Although AMD fans may be eagerly awaiting its Vega graphics cards, the red team isn’t quite finished with its RX 500 series just yet. It’s quietly debuted a new card called the RX 560, which it claims offers “smooth esports performance,” and is ready for AAA gaming.
One of the hallmarks of games aimed at mass adoption, especially with a competitive, esports flavor to them, is that they aren’t too taxing on a system. Yes they can be prettier with high-end graphics cards, but they don’t need that to look good or hit high framerates. That’s what AMD is banking on with its RX 560, which is much more impressive than its predecessors, but hardly set to break any records.
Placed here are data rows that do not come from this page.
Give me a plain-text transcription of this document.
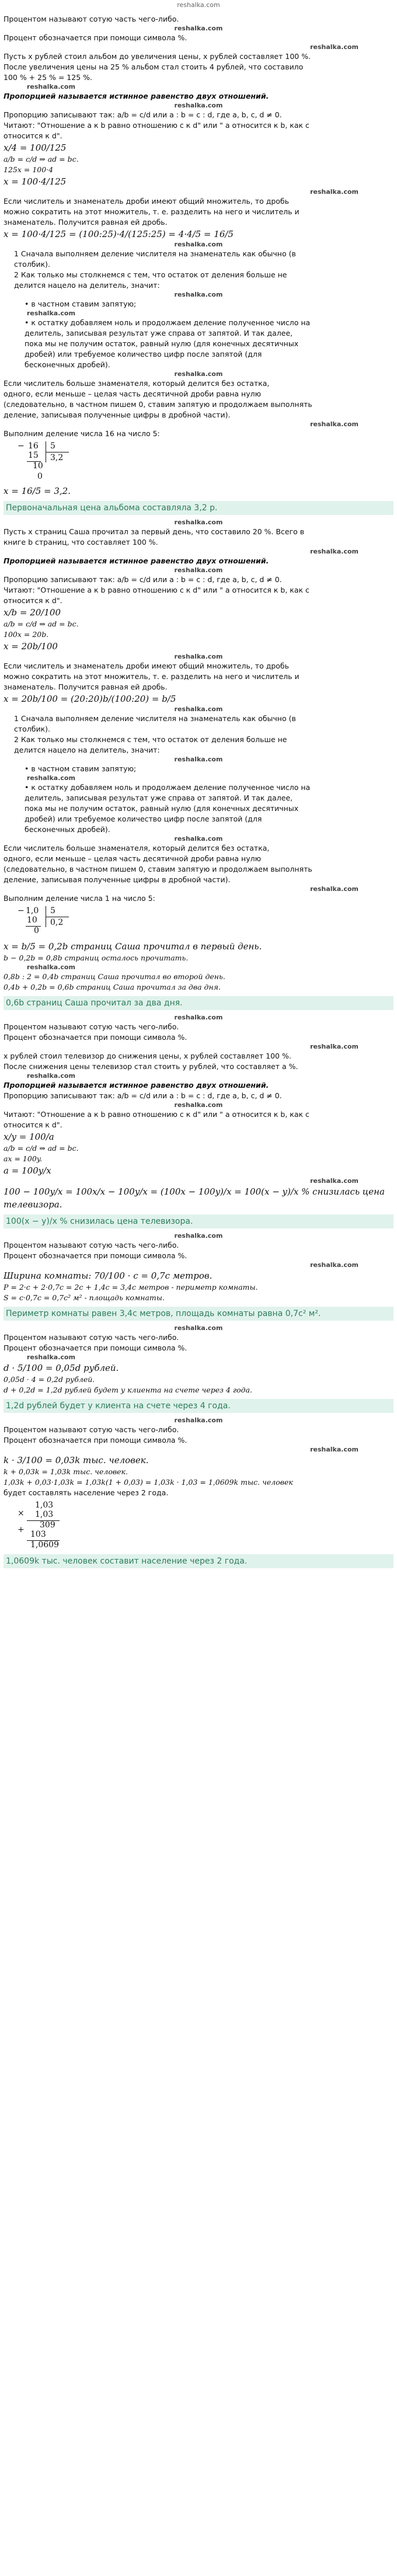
reshalka.com
Процентом называют сотую часть чего-либо.
reshalka.com
Процент обозначается при помощи символа %.
reshalka.com
Пусть x рублей стоил альбом до увеличения цены, x рублей составляет 100 %.
После увеличения цены на 25 % альбом стал стоить 4 рублей, что составило
100 % + 25 % = 125 %.
reshalka.com
Пропорцией называется истинное равенство двух отношений.
reshalka.com
Пропорцию записывают так: a/b = c/d или a : b = c : d, где a, b, c, d ≠ 0.
Читают: "Отношение a к b равно отношению c к d" или " a относится к b, как c
относится к d".
x/4 = 100/125
a/b = c/d ⇒ ad = bc.
125x = 100·4
x = 100·4/125
reshalka.com
Если числитель и знаменатель дроби имеют общий множитель, то дробь
можно сократить на этот множитель, т. е. разделить на него и числитель и
знаменатель. Получится равная ей дробь.
x = 100·4/125 = (100:25)·4/(125:25) = 4·4/5 = 16/5
reshalka.com
1 Сначала выполняем деление числителя на знаменатель как обычно (в
столбик).
2 Как только мы столкнемся с тем, что остаток от деления больше не
делится нацело на делитель, значит:
reshalka.com
• в частном ставим запятую;
reshalka.com
• к остатку добавляем ноль и продолжаем деление полученное число на
делитель, записывая результат уже справа от запятой. И так далее,
пока мы не получим остаток, равный нулю (для конечных десятичных
дробей) или требуемое количество цифр после запятой (для
бесконечных дробей).
reshalka.com
Если числитель больше знаменателя, который делится без остатка,
одного, если меньше – целая часть десятичной дроби равна нулю
(следовательно, в частном пишем 0, ставим запятую и продолжаем выполнять
деление, записывая полученные цифры в дробной части).
reshalka.com
Выполним деление числа 16 на число 5:
− 16 5
3,2
15
10
0
x = 16/5 = 3,2.
Первоначальная цена альбома составляла 3,2 р.
reshalka.com
Пусть x страниц Саша прочитал за первый день, что составило 20 %. Всего в
книге b страниц, что составляет 100 %.
reshalka.com
Пропорцией называется истинное равенство двух отношений.
reshalka.com
Пропорцию записывают так: a/b = c/d или a : b = c : d, где a, b, c, d ≠ 0.
Читают: "Отношение a к b равно отношению c к d" или " a относится к b, как c
относится к d".
x/b = 20/100
a/b = c/d ⇒ ad = bc.
100x = 20b.
x = 20b/100
reshalka.com
Если числитель и знаменатель дроби имеют общий множитель, то дробь
можно сократить на этот множитель, т. е. разделить на него и числитель и
знаменатель. Получится равная ей дробь.
x = 20b/100 = (20:20)b/(100:20) = b/5
reshalka.com
1 Сначала выполняем деление числителя на знаменатель как обычно (в
столбик).
2 Как только мы столкнемся с тем, что остаток от деления больше не
делится нацело на делитель, значит:
reshalka.com
• в частном ставим запятую;
reshalka.com
• к остатку добавляем ноль и продолжаем деление полученное число на
делитель, записывая результат уже справа от запятой. И так далее,
пока мы не получим остаток, равный нулю (для конечных десятичных
дробей) или требуемое количество цифр после запятой (для
бесконечных дробей).
reshalka.com
Если числитель больше знаменателя, который делится без остатка,
одного, если меньше – целая часть десятичной дроби равна нулю
(следовательно, в частном пишем 0, ставим запятую и продолжаем выполнять
деление, записывая полученные цифры в дробной части).
reshalka.com
Выполним деление числа 1 на число 5:
− 1,0 5
0,2
10
0
x = b/5 = 0,2b страниц Саша прочитал в первый день.
b − 0,2b = 0,8b страниц осталось прочитать.
reshalka.com
0,8b : 2 = 0,4b страниц Саша прочитал во второй день.
0,4b + 0,2b = 0,6b страниц Саша прочитал за два дня.
0,6b страниц Саша прочитал за два дня.
reshalka.com
Процентом называют сотую часть чего-либо.
Процент обозначается при помощи символа %.
reshalka.com
x рублей стоил телевизор до снижения цены, x рублей составляет 100 %.
После снижения цены телевизор стал стоить y рублей, что составляет a %.
reshalka.com
Пропорцией называется истинное равенство двух отношений.
Пропорцию записывают так: a/b = c/d или a : b = c : d, где a, b, c, d ≠ 0.
reshalka.com
Читают: "Отношение a к b равно отношению c к d" или " a относится к b, как c
относится к d".
x/y = 100/a
a/b = c/d ⇒ ad = bc.
ax = 100y.
a = 100y/x
reshalka.com
100 − 100y/x = 100x/x − 100y/x = (100x − 100y)/x = 100(x − y)/x % снизилась цена телевизора.
100(x − y)/x % снизилась цена телевизора.
reshalka.com
Процентом называют сотую часть чего-либо.
Процент обозначается при помощи символа %.
reshalka.com
Ширина комнаты: 70/100 · c = 0,7c метров.
P = 2·c + 2·0,7c = 2c + 1,4c = 3,4c метров - периметр комнаты.
S = c·0,7c = 0,7c² м² - площадь комнаты.
Периметр комнаты равен 3,4c метров, площадь комнаты равна 0,7c² м².
reshalka.com
Процентом называют сотую часть чего-либо.
Процент обозначается при помощи символа %.
reshalka.com
d · 5/100 = 0,05d рублей.
0,05d · 4 = 0,2d рублей.
d + 0,2d = 1,2d рублей будет у клиента на счете через 4 года.
1,2d рублей будет у клиента на счете через 4 года.
reshalka.com
Процентом называют сотую часть чего-либо.
Процент обозначается при помощи символа %.
reshalka.com
k · 3/100 = 0,03k тыс. человек.
k + 0,03k = 1,03k тыс. человек.
1,03k + 0,03·1,03k = 1,03k(1 + 0,03) = 1,03k · 1,03 = 1,0609k тыс. человек
будет составлять население через 2 года.
×
1,03
1,03
+ 309
103
1,0609
1,0609k тыс. человек составит население через 2 года.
That’s not what it’s designed for, though. In marketing material, AMD highlights that it’s capable of offering as much as 2.5 times the performance of an RX 360 from two generations past. It is also said to be capable of hitting 110 frames per second in Overwatch when running on ‘epic’ settings at 1080P.
The testing saw the card paired up with an Intel Core i7-6700K CPU and 8GB of DDR4, which helped deliver frame rates above 70 on average in Hitman and Battlefield 1, as well as 68 and 65 FPS in Doom and Civilization VI, all on medium settings.
The card itself sports 16 compute units, giving it 1,204 stream processors. As Hexus points out, the more apt comparison, with the RX 460, shows it adding a pair of CUs which gives it that extra 128 stream processors.
The clock speed has also been increased over its last generation counterpart, though that’s been a hallmark of the RX 500 series. It’s now 1,175MHz at base, with a boosted clock speed of 1,275Mhz, which works out to 85Mhz and 75Mhz more than the RX 460.
That added performance has raised the power requirements, too, though only by five watts. The new RX 560 demands just 80w of power to operate. Memory wise, buyers will have a choice between a 2GB and 4GB version, both using GDDR5.
The price tag for the RX 560 is around $100, though partner versions ranging up to $120 are already available if you want more advanced cooling and factory overclocks.